By 1999 DEQ records indicate that a plume of contamination in the groundwater had spread horizontally underground. DEQ claims to have upwards of 50 monitoring wells, the deepest of which only goes 40 feet deep, though Lake County Water Master records only indicate four wells dug at the site. An additional 420 acres have been purchased, with the site containing two secured fence areas to prevent people or wildlife from accessing the area.

The closest residents live only a mile from the site, with an 80-foot well that has static water at 22 feet. According to Williams, that well has never been tested.
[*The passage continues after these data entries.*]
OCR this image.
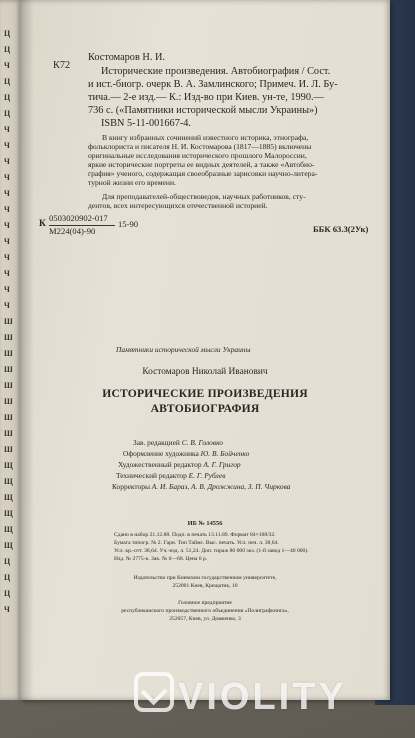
Ц
Ц
Ч
Ц
Ц
Ц
Ч
Ч
Ч
Ч
Ч
Ч
Ч
Ч
Ч
Ч
Ч
Ч
Ш
Ш
Ш
Ш
Ш
Ш
Ш
Ш
Ш
Щ
Щ
Щ
Щ
Щ
Щ
Ц
Ц
Ц
Ч
К72
Костомаров Н. И.
Исторические произведения. Автобиография / Сост.
и ист.-биогр. очерк В. А. Замлинского; Примеч. И. Л. Бу-
тича.— 2-е изд.— К.: Изд-во при Киев. ун-те, 1990.—
736 с. («Памятники исторической мысли Украины»)
ISBN 5-11-001667-4.
В книгу избранных сочинений известного историка, этнографа,
фольклориста и писателя Н. И. Костомарова (1817—1885) включены
оригинальные исследования исторического прошлого Малороссии,
яркие исторические портреты ее видных деятелей, а также «Автобио-
графия» ученого, содержащая своеобразные зарисовки научно-литера-
турной жизни его времени.
Для преподавателей-обществоведов, научных работников, сту-
дентов, всех интересующихся отечественной историей.
К
0503020902-017
М224(04)-90
15-90	ББК 63.3(2Ук)
Памятники исторической мысли Украины
Костомаров Николай Иванович
ИСТОРИЧЕСКИЕ ПРОИЗВЕДЕНИЯ
АВТОБИОГРАФИЯ
Зав. редакцией С. В. Головко
Оформление художника Ю. В. Бойченко
Художественный редактор А. Г. Григор
Технический редактор Е. Г. Рублев
Корректоры А. И. Бараз, А. В. Дрожжина, З. П. Чиркова
ИБ № 14556
Сдано в набор 21.12.88. Подп. в печать 13.11.89. Формат 84×108/32.
Бумага типогр. № 2. Гарн. Тип Таймс. Выс. печать. Усл. печ. л. 38,64.
Усл. кр.-отт. 38,64. Уч.-изд. л. 51,24. Доп. тираж 80 000 экз. (1-й завод 1—40 000).
Изд. № 2775-к. Зак. № 0—68. Цена 6 р.
Издательство при Киевском государственном университете,
252001 Киев, Крещатик, 10
Головное предприятие
республиканского производственного объединения «Полиграфкнига»,
252057, Киев, ул. Довженко, 3
VIOLITY
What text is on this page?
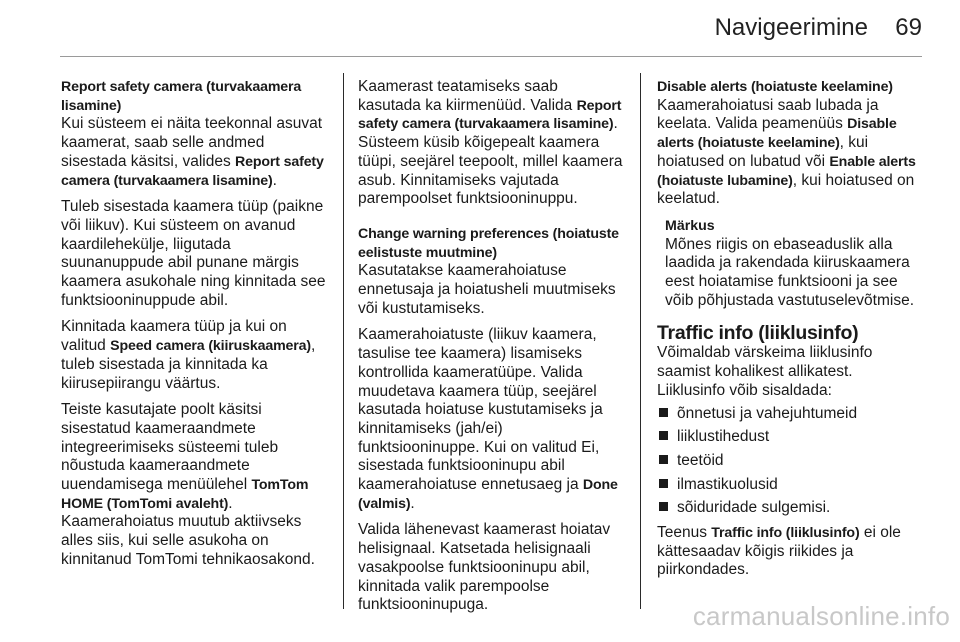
Navigeerimine 69

Report safety camera (turvakaamera lisamine)
Kui süsteem ei näita teekonnal asuvat kaamerat, saab selle andmed sisestada käsitsi, valides Report safety camera (turvakaamera lisamine).

Tuleb sisestada kaamera tüüp (paikne või liikuv). Kui süsteem on avanud kaardilehekülje, liigutada suunanuppude abil punane märgis kaamera asukohale ning kinnitada see funktsiooninuppude abil.

Kinnitada kaamera tüüp ja kui on valitud Speed camera (kiiruskaamera), tuleb sisestada ja kinnitada ka kiirusepiirangu väärtus.

Teiste kasutajate poolt käsitsi sisestatud kaameraandmete integreerimiseks süsteemi tuleb nõustuda kaameraandmete uuendamisega menüülehel TomTom HOME (TomTomi avaleht).

Kaamerahoiatus muutub aktiivseks alles siis, kui selle asukoha on kinnitanud TomTomi tehnikaosakond.

Kaamerast teatamiseks saab kasutada ka kiirmenüüd. Valida Report safety camera (turvakaamera lisamine). Süsteem küsib kõigepealt kaamera tüüpi, seejärel teepoolt, millel kaamera asub. Kinnitamiseks vajutada parempoolset funktsiooninuppu.

Change warning preferences (hoiatuste eelistuste muutmine)
Kasutatakse kaamerahoiatuse ennetusaja ja hoiatusheli muutmiseks või kustutamiseks.

Kaamerahoiatuste (liikuv kaamera, tasulise tee kaamera) lisamiseks kontrollida kaameratüüpe. Valida muudetava kaamera tüüp, seejärel kasutada hoiatuse kustutamiseks ja kinnitamiseks (jah/ei) funktsiooninuppe. Kui on valitud Ei, sisestada funktsiooninupu abil kaamerahoiatuse ennetusaeg ja Done (valmis).

Valida lähenevast kaamerast hoiatav helisignaal. Katsetada helisignaali vasakpoolse funktsiooninupu abil, kinnitada valik parempoolse funktsiooninupuga.

Disable alerts (hoiatuste keelamine)
Kaamerahoiatusi saab lubada ja keelata. Valida peamenüüs Disable alerts (hoiatuste keelamine), kui hoiatused on lubatud või Enable alerts (hoiatuste lubamine), kui hoiatused on keelatud.

Märkus
Mõnes riigis on ebaseaduslik alla laadida ja rakendada kiiruskaamera eest hoiatamise funktsiooni ja see võib põhjustada vastutuselevõtmise.
Traffic info (liiklusinfo)
Võimaldab värskeima liiklusinfo saamist kohalikest allikatest.
Liiklusinfo võib sisaldada:
õnnetusi ja vahejuhtumeid
liiklustihedust
teetöid
ilmastikuolusid
sõiduridade sulgemisi.

Teenus Traffic info (liiklusinfo) ei ole kättesaadav kõigis riikides ja piirkondades.

carmanualsonline.info
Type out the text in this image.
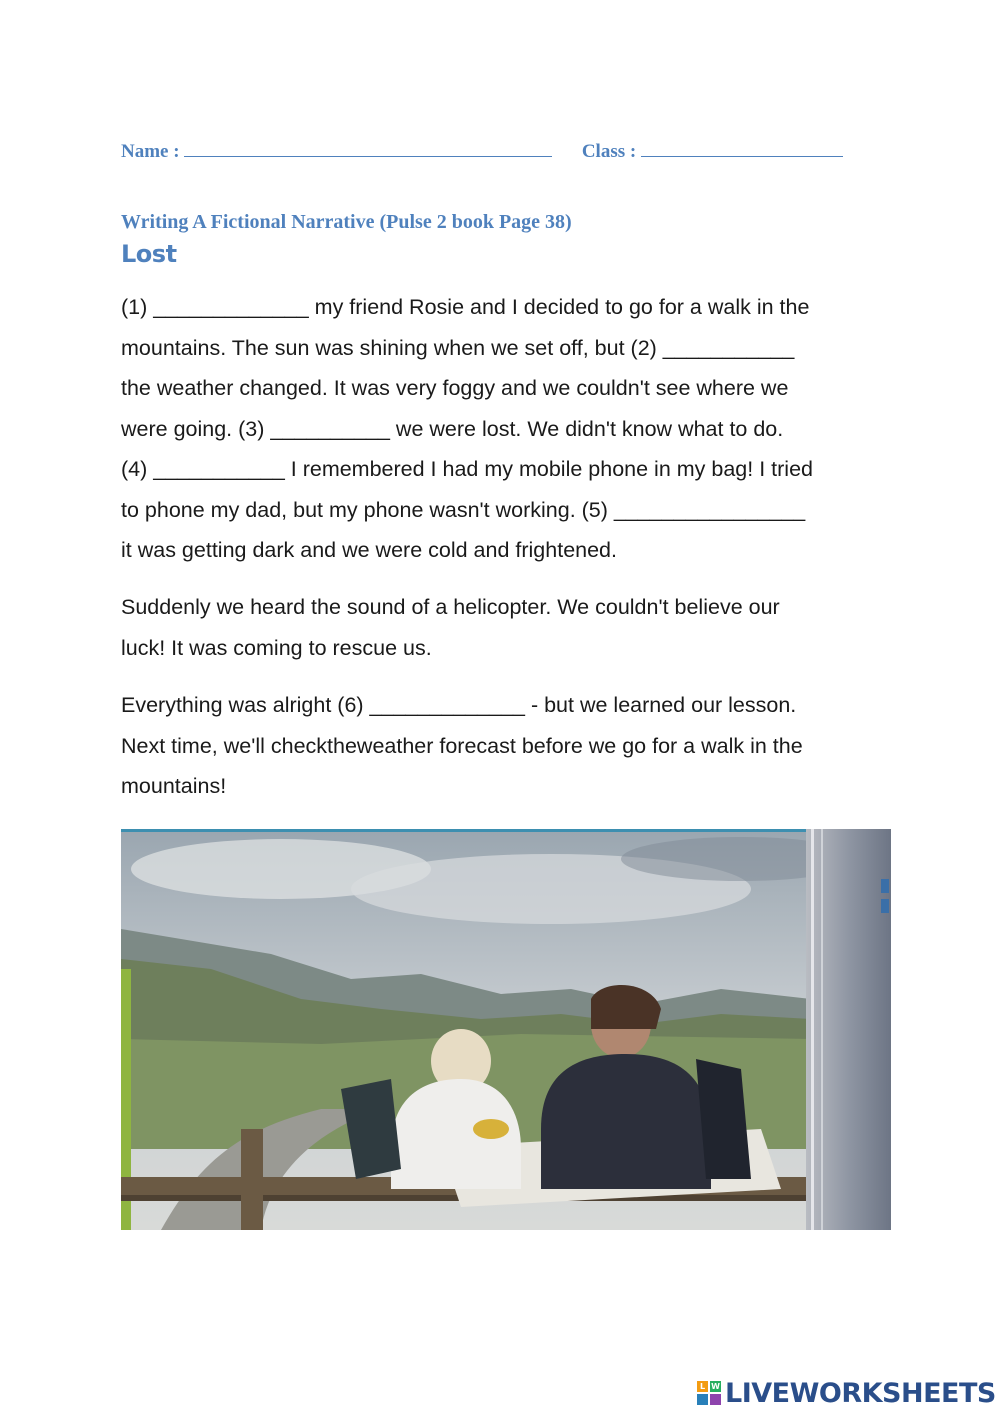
Name :	Class :
Writing A Fictional Narrative (Pulse 2 book Page 38)
Lost

(1) _____________ my friend Rosie and I decided to go for a walk in the
mountains. The sun was shining when we set off, but (2) ___________
the weather changed. It was very foggy and we couldn't see where we
were going. (3) __________ we were lost. We didn't know what to do.
(4) ___________ I remembered I had my mobile phone in my bag! I tried
to phone my dad, but my phone wasn't working. (5) ________________
it was getting dark and we were cold and frightened.

Suddenly we heard the sound of a helicopter. We couldn't believe our
luck! It was coming to rescue us.

Everything was alright (6) _____________ - but we learned our lesson.
Next time, we'll checktheweather forecast before we go for a walk in the
mountains!

L W LIVEWORKSHEETS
According to DEQ records the company responsible for the chemicals is now owned by Bayer CropScience, which in 2009 reached a resolution with DEQ that did not include cleanup or future testing. DEQ has not announced plans to cleanup the site.
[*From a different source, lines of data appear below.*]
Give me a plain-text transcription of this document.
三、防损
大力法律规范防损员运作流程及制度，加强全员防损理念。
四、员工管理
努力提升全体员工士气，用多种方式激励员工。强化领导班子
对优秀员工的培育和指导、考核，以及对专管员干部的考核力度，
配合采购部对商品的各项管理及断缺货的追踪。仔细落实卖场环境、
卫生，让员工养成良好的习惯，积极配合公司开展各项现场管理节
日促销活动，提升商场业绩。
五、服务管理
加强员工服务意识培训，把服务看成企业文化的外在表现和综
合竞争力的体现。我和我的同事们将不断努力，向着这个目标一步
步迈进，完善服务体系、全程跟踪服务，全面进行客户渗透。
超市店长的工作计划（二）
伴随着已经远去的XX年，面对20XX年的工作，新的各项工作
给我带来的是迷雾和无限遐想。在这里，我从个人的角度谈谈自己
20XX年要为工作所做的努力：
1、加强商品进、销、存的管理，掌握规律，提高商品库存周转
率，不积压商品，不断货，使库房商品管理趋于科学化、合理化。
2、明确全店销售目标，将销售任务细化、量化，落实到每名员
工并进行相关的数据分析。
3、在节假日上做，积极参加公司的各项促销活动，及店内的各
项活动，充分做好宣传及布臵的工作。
Williams indicated that despite the toxicity of the site, there are no funds available for cleanup, and even if there were the task to do so could cost hundreds of millions of dollars.

At the DEQ hearing Williams pressed the DEQ to add more warning signs. He also discovered that additional chemicals were reportedly dumped two miles east of the site, which would place it in relative proximity to the base of Abert Rim along Hwy 395. A Canadian company, present at the hearing, is also interested in third-party testing, believing they may have a compound that can neutralize at least some of the chemicals present. Williams is also pushing for testing to be conducted quarterly rather than yearly.

The DEQ believes that the chances of these chemicals spreading to the Christmas Valley water supply is next to non-existent, but Williams remains skeptical as the potential of earthquakes could create fissures that expose aquifers that the chemicals may not currently reach. While the site may have been chosen back in the 1960s because of the low population density, northern Lake County’s high agricultural production provides hay to not only the majority of dairies in Oregon, but is shipped to international markets as well. Should water become contaminated, the repercussions would extend far beyond Lake County’s ag industry.

“I don’t think it’s good enough to just say, ‘we are monitoring the situation,’” added Williams. “I don’t think any local no matter how much we think we alleviated their concerns on Monday left that meeting happy when all they hear is that we are going to continue status quo. They want solutions.”

The Alkali Lake site is one of two local toxic disposal sites, along with a uranium dump outside Lakeview. According to Williams, rules were established at the state level to clean up toxic sites, but not on DEQ-owned lands – specifically because of Alkali Lake.